Data connectors to AWS S3 and Google cloud storage to retrieve csv and parquet files. To retrieve the data - create a data source, create the dataset, and add it to your pipeline.

Datrics updates the data from the files stored in the folder in the cloud storage on each pipeline run. User may specify to load the files from the specified folder/file path, or define the dynamic list of path/s using python code.

Create data source

There are two options to create a data source.

In the dataset tab in the group or project

In the dataset creation section on the scene

Select the object storage from the lost of connectors - AWS S3 or Google CS

Enter credentials to connect to your bucket, test the connection and save the datasource.

Create dataset with the data from files stored in the cloud storage

Select the created data source to upload the data. Specify the dataset name

Select the file type you would like to upload

Set up the file path

There are two options to define the file path: static and dynamic.

In Static mode, you may define the direct path to the file or folder in the bucket.

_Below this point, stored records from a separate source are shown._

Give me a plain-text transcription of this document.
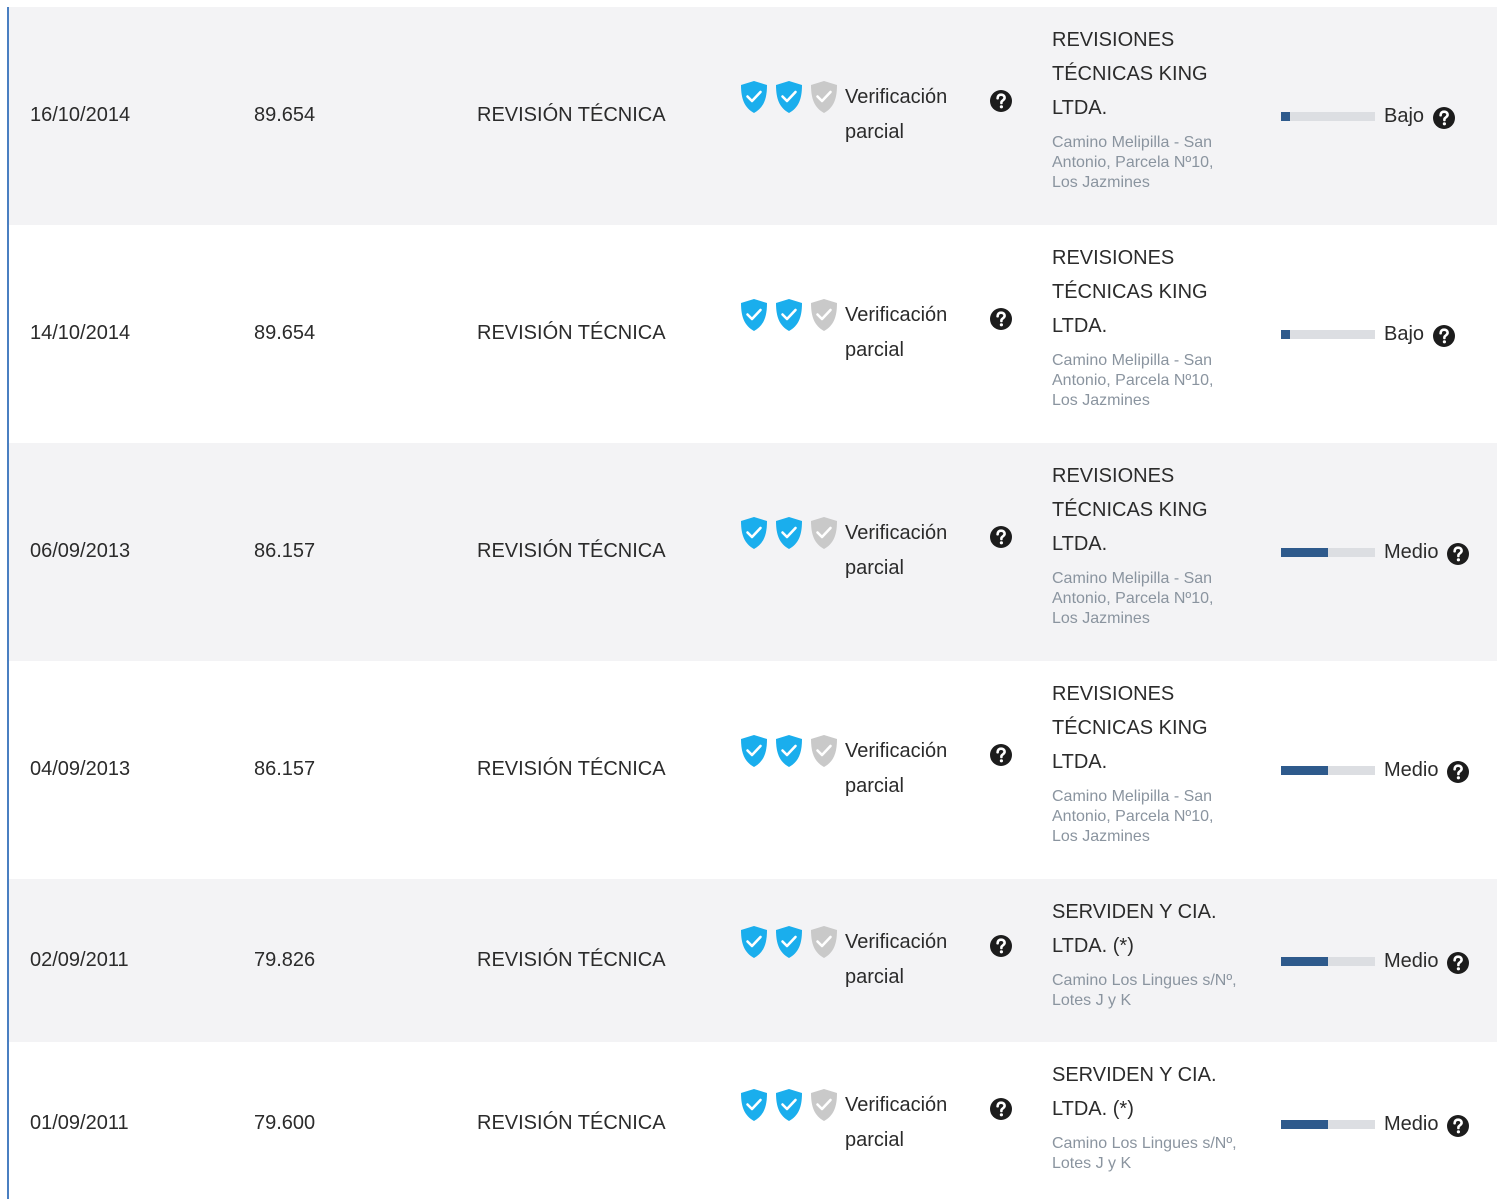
16/10/2014	89.654	REVISIÓN TÉCNICA
Verificación parcial
REVISIONES TÉCNICAS KING LTDA.
Camino Melipilla - San Antonio, Parcela Nº10, Los Jazmines
Bajo
14/10/2014	89.654	REVISIÓN TÉCNICA
Verificación parcial
REVISIONES TÉCNICAS KING LTDA.
Camino Melipilla - San Antonio, Parcela Nº10, Los Jazmines
Bajo
06/09/2013	86.157	REVISIÓN TÉCNICA
Verificación parcial
REVISIONES TÉCNICAS KING LTDA.
Camino Melipilla - San Antonio, Parcela Nº10, Los Jazmines
Medio
04/09/2013	86.157	REVISIÓN TÉCNICA
Verificación parcial
REVISIONES TÉCNICAS KING LTDA.
Camino Melipilla - San Antonio, Parcela Nº10, Los Jazmines
Medio
02/09/2011	79.826	REVISIÓN TÉCNICA
Verificación parcial
SERVIDEN Y CIA. LTDA. (*)
Camino Los Lingues s/Nº, Lotes J y K
Medio
01/09/2011	79.600	REVISIÓN TÉCNICA
Verificación parcial
SERVIDEN Y CIA. LTDA. (*)
Camino Los Lingues s/Nº, Lotes J y K
Medio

If you specify a direct file path, then only 1 file is uploaded.

If you specify a path to the folder, then all files of the selected file will be combined into one dataset. CSV files should be of the same structure. Please note, that files from the subfolder will not be loaded.

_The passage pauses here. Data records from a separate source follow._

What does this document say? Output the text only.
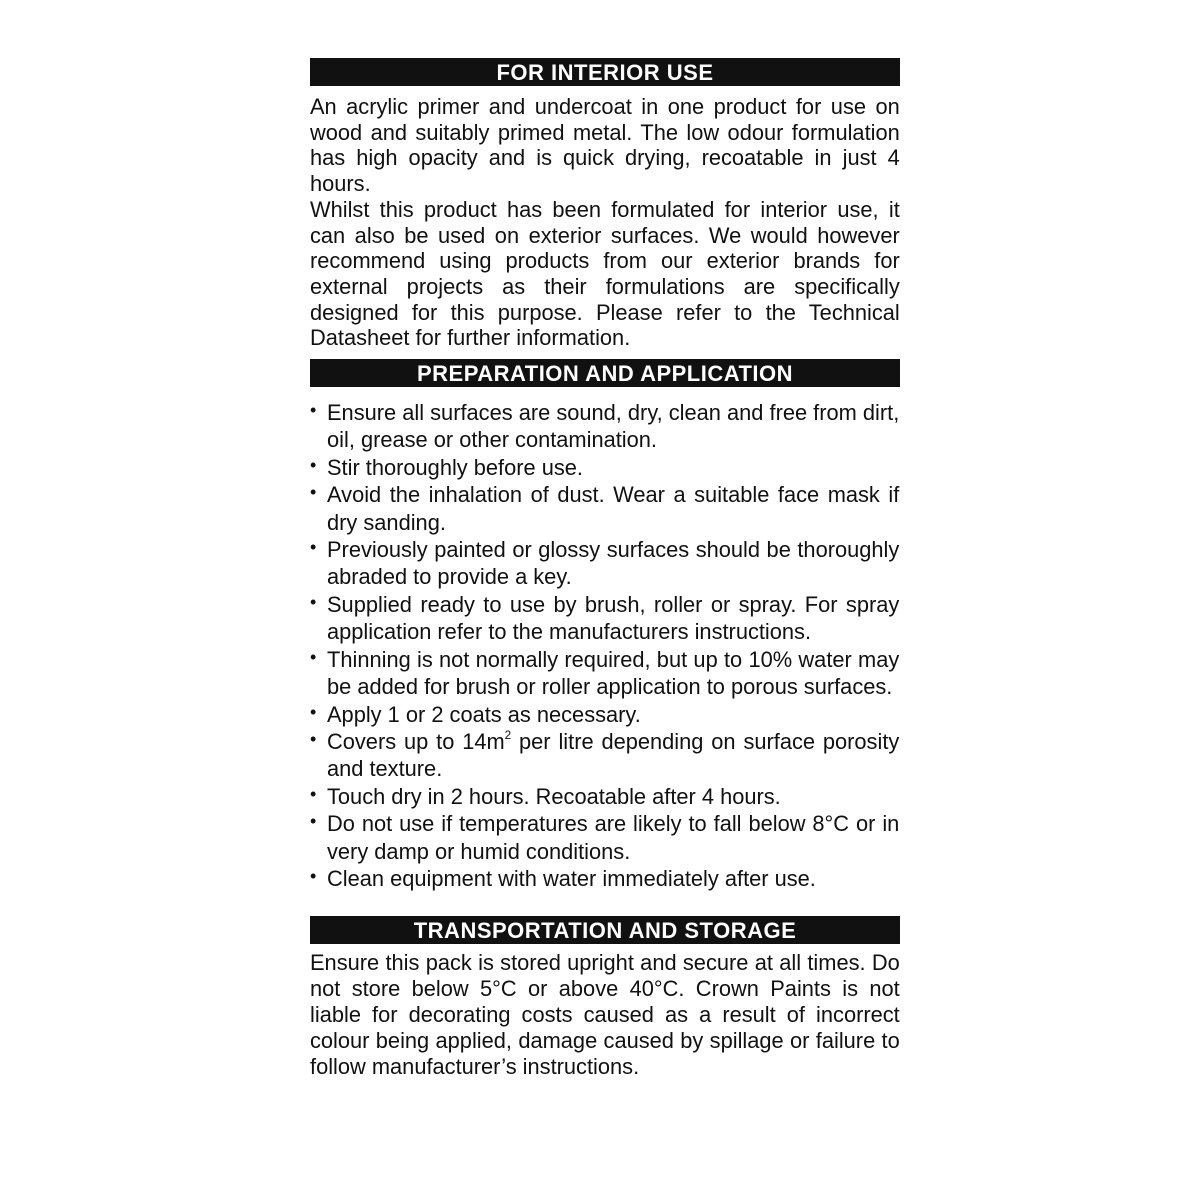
FOR INTERIOR USE

An acrylic primer and undercoat in one product for use on wood and suitably primed metal. The low odour formulation has high opacity and is quick drying, recoatable in just 4 hours.

Whilst this product has been formulated for interior use, it can also be used on exterior surfaces. We would however recommend using products from our exterior brands for external projects as their formulations are specifically designed for this purpose. Please refer to the Technical Datasheet for further information.

PREPARATION AND APPLICATION
• Ensure all surfaces are sound, dry, clean and free from dirt, oil, grease or other contamination.
• Stir thoroughly before use.
• Avoid the inhalation of dust. Wear a suitable face mask if dry sanding.
• Previously painted or glossy surfaces should be thoroughly abraded to provide a key.
• Supplied ready to use by brush, roller or spray. For spray application refer to the manufacturers instructions.
• Thinning is not normally required, but up to 10% water may be added for brush or roller application to porous surfaces.
• Apply 1 or 2 coats as necessary.
• Covers up to $14m^2$ per litre depending on surface porosity and texture.
• Touch dry in 2 hours. Recoatable after 4 hours.
• Do not use if temperatures are likely to fall below 8°C or in very damp or humid conditions.
• Clean equipment with water immediately after use.
TRANSPORTATION AND STORAGE

Ensure this pack is stored upright and secure at all times. Do not store below 5°C or above 40°C. Crown Paints is not liable for decorating costs caused as a result of incorrect colour being applied, damage caused by spillage or failure to follow manufacturer’s instructions.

Dataset creation from AWS S3 with static folder path

In Dynamic mode, you may define the set of files or folders using python code. For example, when you need to retrieve the file from the folder with today’s date in the name, you may do that with the line of code. In this case, in the pipeline the each day new file will be retrieved.

Validate the code to check that the list of file/folder paths are generated as expected.

Dataset creation from AWS S3 with danamic folder path

Examples of the python code to define dynamic paths to folders:

List of the folders with the specified dates in the name. Result: path/date=2023-01-04/, path/date=2023-01-03/, path/date=2023-01-02/


def generate() -> list:
    return ["path/date=2023-01-04/", "path/date=2023-01-03/", "path/date=2023-01-02/"]

Path to the folder with the current data in the folder name. Result: path/date=2023-06-07/


def generate() -> list:
    import datetime
    return [f"path/date={datetime.date.today().strftime('%Y-%m-%d')}/"]

List of folder paths for the date range. Result of the code below: path/date=2023-06-07/, path/date=2023-06-06/, path/date=2023-06-05/


def generate() -> list:
    import datetime
    dates = [(datetime.date.today() - datetime.timedelta(days=x)).strftime('%Y-%m-%d') + "/" for x in range(0, 3)]
    dates_formatted = [f"path/date={d}" for d in dates]
    return dates_formatted

Using object storage dataset in the pipeline

Add the dataset to the pipeline from the list of datasets.